Implanté dans la Balagne entre mer et collines, le village d’Aregno, appelé Aregnu en corse, s’étend sur des siècles d’histoire. Le territoire était déjà occupé à l’époque romaine et a conservé des traces de cette présence ancienne dans certaines constructions.
Au Moyen Âge, Aregno formait le centre d’une piève (territoire administratif et religieux) importante, participant à l’organisation du comté de Balagne. Le village s’est développé autour de ses constructions religieuses et de ses maisons anciennes, dont certaines témoignent encore de la prospérité de leurs propriétaires d’autrefois.

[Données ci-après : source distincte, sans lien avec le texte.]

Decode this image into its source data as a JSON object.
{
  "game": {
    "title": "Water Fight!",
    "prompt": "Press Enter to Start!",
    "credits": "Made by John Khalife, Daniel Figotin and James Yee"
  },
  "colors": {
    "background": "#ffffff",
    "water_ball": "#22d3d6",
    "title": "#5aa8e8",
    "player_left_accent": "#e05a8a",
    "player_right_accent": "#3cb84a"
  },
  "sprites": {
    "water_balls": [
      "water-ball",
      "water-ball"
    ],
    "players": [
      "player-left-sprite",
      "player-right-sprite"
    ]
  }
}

Aujourd’hui, en plus de son histoire millénaire, Aregno entretient ses traditions agricoles et rurales, comme en témoigne la foire de l’amandier, manifestation annuelle qui célèbre l’amande et les savoir‑faire locaux.
Le village d’Aregno bénéficie d’un environnement naturel remarquable, typique de la Balagne, où se mêlent collines verdoyantes, vergers et vastes étendues méditerranéennes. La plaine qui s’étend en contrebas présente des panoramas ouverts vers la mer, ponctués d’amandiers, d’oliviers et d’agrumes, emblèmes du terroir local et traces vivantes de l’activité agricole traditionnelle.
Les reliefs autour du village invitent à la randonnée et à l’exploration à pied, à vélo ou à cheval. Les sentiers serpentent à travers le maquis corse, dévoilant une grande diversité de végétation, des plantes aromatiques aux chênes verts, offrant des points de vue sur la Balagne, la mer et les montagnes de l’intérieur.
Dans les zones plus naturelles, les milieux ouverts et semi‑ouverts sont propices à l’observation de la faune et de la flore méditerranéennes. Le climat doux et ensoleillé de la région favorise une végétation variée et des paysages changeants selon les saisons, faisant d’Aregno une destination où la nature se découvre dans toute sa richesse et sa diversité.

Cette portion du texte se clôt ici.